Помимо вышеозначенных лиц, на обеде присутствовали адъютант императора генерал Рапп и свободные от неотложных дел войны маршалы. Наполеон находился в превосходном расположении духа, затруднённое мочеиспускание уже несколько дней как не донимало его; он игриво шутил, язвил над маршалами и задавал неудобные вопросы своим иностранным гостям. Неотвратимая близость решающего сражения будоражила его ум и прибавляла силы. Маршалы, за исключением Мюрата и командующего молодой гвардией Мортье, напротив, были сумрачны, на их лицах читались тревога и озабоченность. Даже люто ненавидевший Россию Сокольницкий был на этот раз необычайно сдержан.
Быстро утолив первый голод, Овчаров ощутил себя не в своей тарелке. Предстоящее сражение не меньше Наполеона волновало его, как и отсутствие связи с Чернышёвым. Ему было что сказать полковнику, но как, как известить его? Во время их тайной встречи в подземном каземате Смоленского кремля тот пообещал, что сам разыщет его. Оставалось ждать и надеяться, надеяться и ждать.
«А ежели бравого кавалергарда убили, упаси Бог, и он не успел сообщить обо мне?» Мрачные мысли овладевали Павлом и портили аппетит.

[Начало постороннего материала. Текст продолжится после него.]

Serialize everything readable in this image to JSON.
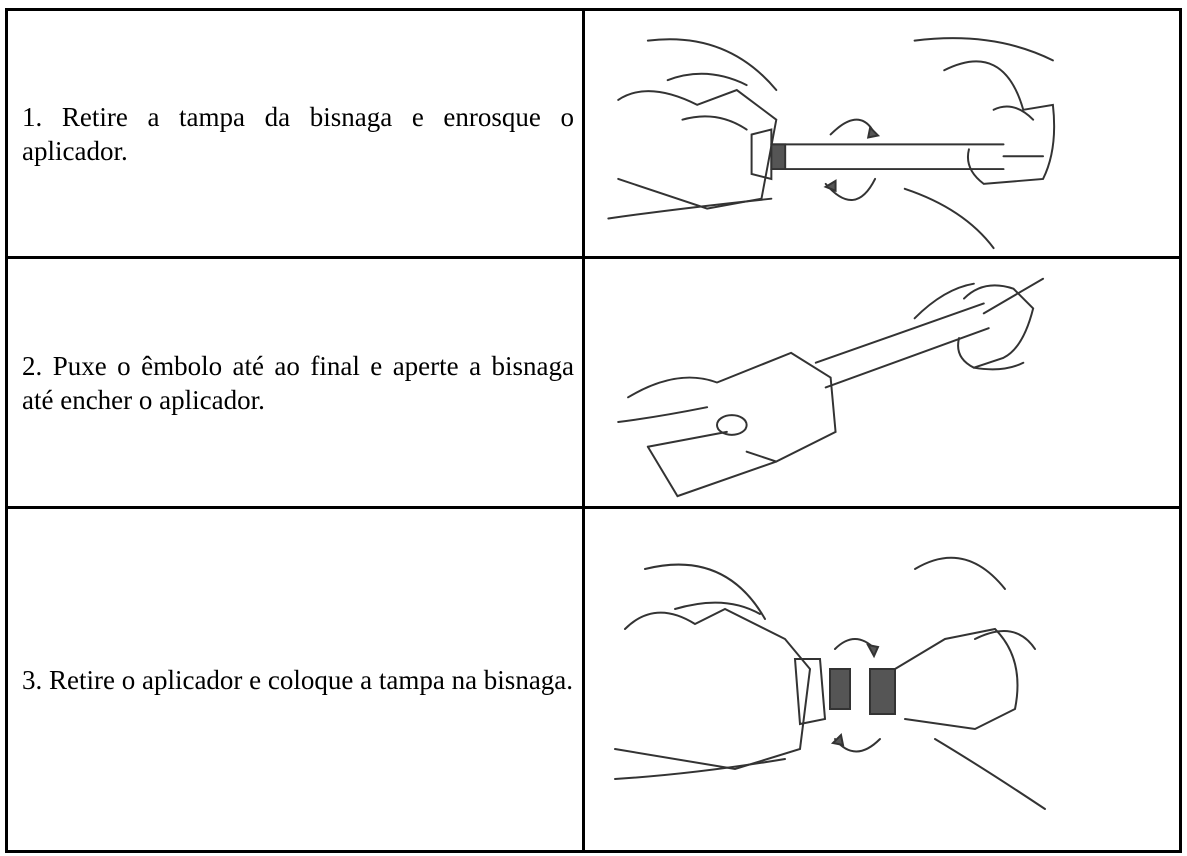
{
  "table": {
    "rows": [
      {
        "text": "1. Retire a tampa da bisnaga e enrosque o aplicador."
      },
      {
        "text": "2. Puxe o êmbolo até ao final e aperte a bisnaga até encher o aplicador."
      },
      {
        "text": "3. Retire o aplicador e coloque a tampa na bisnaga."
      }
    ]
  }
}
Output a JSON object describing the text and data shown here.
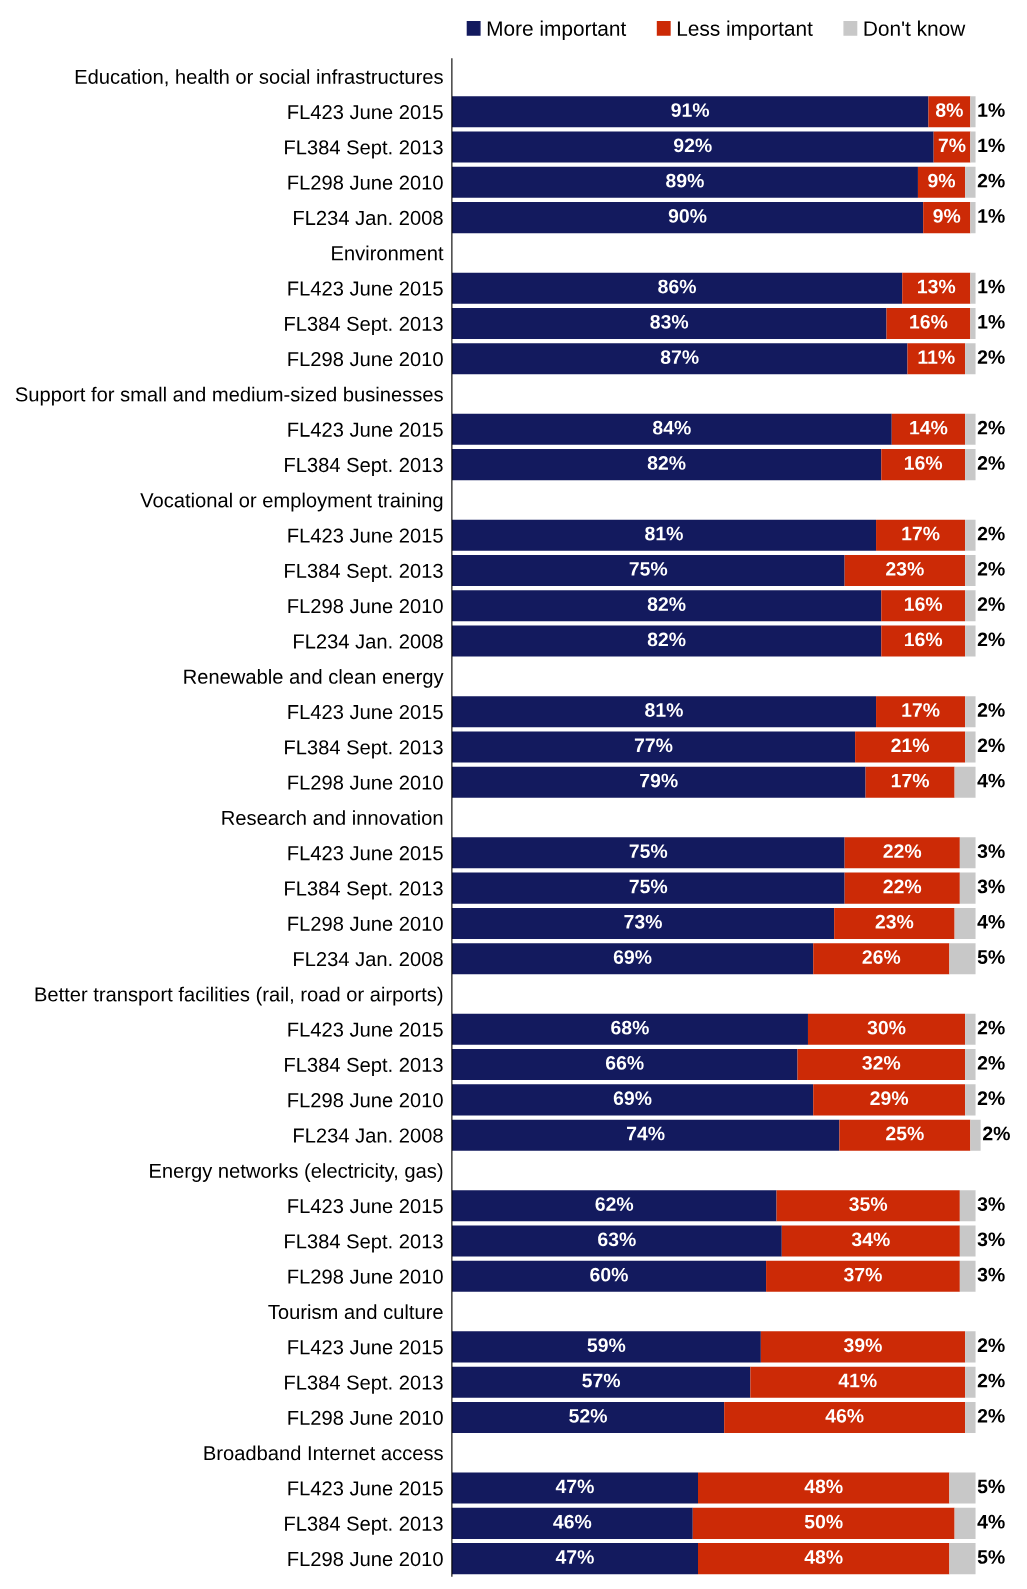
{
  "chart_data": {
    "type": "bar",
    "orientation": "horizontal",
    "stacked": true,
    "legend": "top",
    "grid": false,
    "tick_labels": "y",
    "xlim": [
      0,
      101
    ],
    "categories": [
      "Education, health or social infrastructures",
      "FL423 June 2015",
      "FL384 Sept. 2013",
      "FL298 June 2010",
      "FL234 Jan. 2008",
      "Environment",
      "FL423 June 2015",
      "FL384 Sept. 2013",
      "FL298 June 2010",
      "Support for small and medium-sized businesses",
      "FL423 June 2015",
      "FL384 Sept. 2013",
      "Vocational or employment training",
      "FL423 June 2015",
      "FL384 Sept. 2013",
      "FL298 June 2010",
      "FL234 Jan. 2008",
      "Renewable and clean energy",
      "FL423 June 2015",
      "FL384 Sept. 2013",
      "FL298 June 2010",
      "Research and innovation",
      "FL423 June 2015",
      "FL384 Sept. 2013",
      "FL298 June 2010",
      "FL234 Jan. 2008",
      "Better transport facilities (rail, road or airports)",
      "FL423 June 2015",
      "FL384 Sept. 2013",
      "FL298 June 2010",
      "FL234 Jan. 2008",
      "Energy networks (electricity, gas)",
      "FL423 June 2015",
      "FL384 Sept. 2013",
      "FL298 June 2010",
      "Tourism and culture",
      "FL423 June 2015",
      "FL384 Sept. 2013",
      "FL298 June 2010",
      "Broadband Internet access",
      "FL423 June 2015",
      "FL384 Sept. 2013",
      "FL298 June 2010"
    ],
    "series": [
      {
        "name": "More important",
        "color": "#131a5e",
        "values": [
          null,
          91,
          92,
          89,
          90,
          null,
          86,
          83,
          87,
          null,
          84,
          82,
          null,
          81,
          75,
          82,
          82,
          null,
          81,
          77,
          79,
          null,
          75,
          75,
          73,
          69,
          null,
          68,
          66,
          69,
          74,
          null,
          62,
          63,
          60,
          null,
          59,
          57,
          52,
          null,
          47,
          46,
          47
        ],
        "value_labels": [
          null,
          "91%",
          "92%",
          "89%",
          "90%",
          null,
          "86%",
          "83%",
          "87%",
          null,
          "84%",
          "82%",
          null,
          "81%",
          "75%",
          "82%",
          "82%",
          null,
          "81%",
          "77%",
          "79%",
          null,
          "75%",
          "75%",
          "73%",
          "69%",
          null,
          "68%",
          "66%",
          "69%",
          "74%",
          null,
          "62%",
          "63%",
          "60%",
          null,
          "59%",
          "57%",
          "52%",
          null,
          "47%",
          "46%",
          "47%"
        ]
      },
      {
        "name": "Less important",
        "color": "#cc2a06",
        "values": [
          null,
          8,
          7,
          9,
          9,
          null,
          13,
          16,
          11,
          null,
          14,
          16,
          null,
          17,
          23,
          16,
          16,
          null,
          17,
          21,
          17,
          null,
          22,
          22,
          23,
          26,
          null,
          30,
          32,
          29,
          25,
          null,
          35,
          34,
          37,
          null,
          39,
          41,
          46,
          null,
          48,
          50,
          48
        ],
        "value_labels": [
          null,
          "8%",
          "7%",
          "9%",
          "9%",
          null,
          "13%",
          "16%",
          "11%",
          null,
          "14%",
          "16%",
          null,
          "17%",
          "23%",
          "16%",
          "16%",
          null,
          "17%",
          "21%",
          "17%",
          null,
          "22%",
          "22%",
          "23%",
          "26%",
          null,
          "30%",
          "32%",
          "29%",
          "25%",
          null,
          "35%",
          "34%",
          "37%",
          null,
          "39%",
          "41%",
          "46%",
          null,
          "48%",
          "50%",
          "48%"
        ]
      },
      {
        "name": "Don't know",
        "color": "#c8c8c8",
        "values": [
          null,
          1,
          1,
          2,
          1,
          null,
          1,
          1,
          2,
          null,
          2,
          2,
          null,
          2,
          2,
          2,
          2,
          null,
          2,
          2,
          4,
          null,
          3,
          3,
          4,
          5,
          null,
          2,
          2,
          2,
          2,
          null,
          3,
          3,
          3,
          null,
          2,
          2,
          2,
          null,
          5,
          4,
          5
        ],
        "value_labels": [
          null,
          "1%",
          "1%",
          "2%",
          "1%",
          null,
          "1%",
          "1%",
          "2%",
          null,
          "2%",
          "2%",
          null,
          "2%",
          "2%",
          "2%",
          "2%",
          null,
          "2%",
          "2%",
          "4%",
          null,
          "3%",
          "3%",
          "4%",
          "5%",
          null,
          "2%",
          "2%",
          "2%",
          "2%",
          null,
          "3%",
          "3%",
          "3%",
          null,
          "2%",
          "2%",
          "2%",
          null,
          "5%",
          "4%",
          "5%"
        ]
      }
    ]
  }
}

Зато Кшиштофский не сводил восторженных глаз с Наполеона, его исполненное счастливым упоением сердце учащённо билось, он пропускал перемены блюд, готовый броситься в огонь и воду по одному знаку своего кумира.
— Итак, господа, завтра я даю армии день отдыха, а в ночь на двадцать третье мы выступаем. Генерал Сокольницкий, где, по-вашему, нас ждёт Кутузов?
— Если не у Колоцкого аббатства, откуда старая лисица в любой момент может сбежать, то, очевидно, где-то близ Можайска, ваше величество.
— «Где-то близ» — это не ответ, генерал! Мне нужны точные сведения, — недовольно одёрнул его Бонапарт, решив, что в бою от поляка будет больше толку, нежели в разведывательном бюро.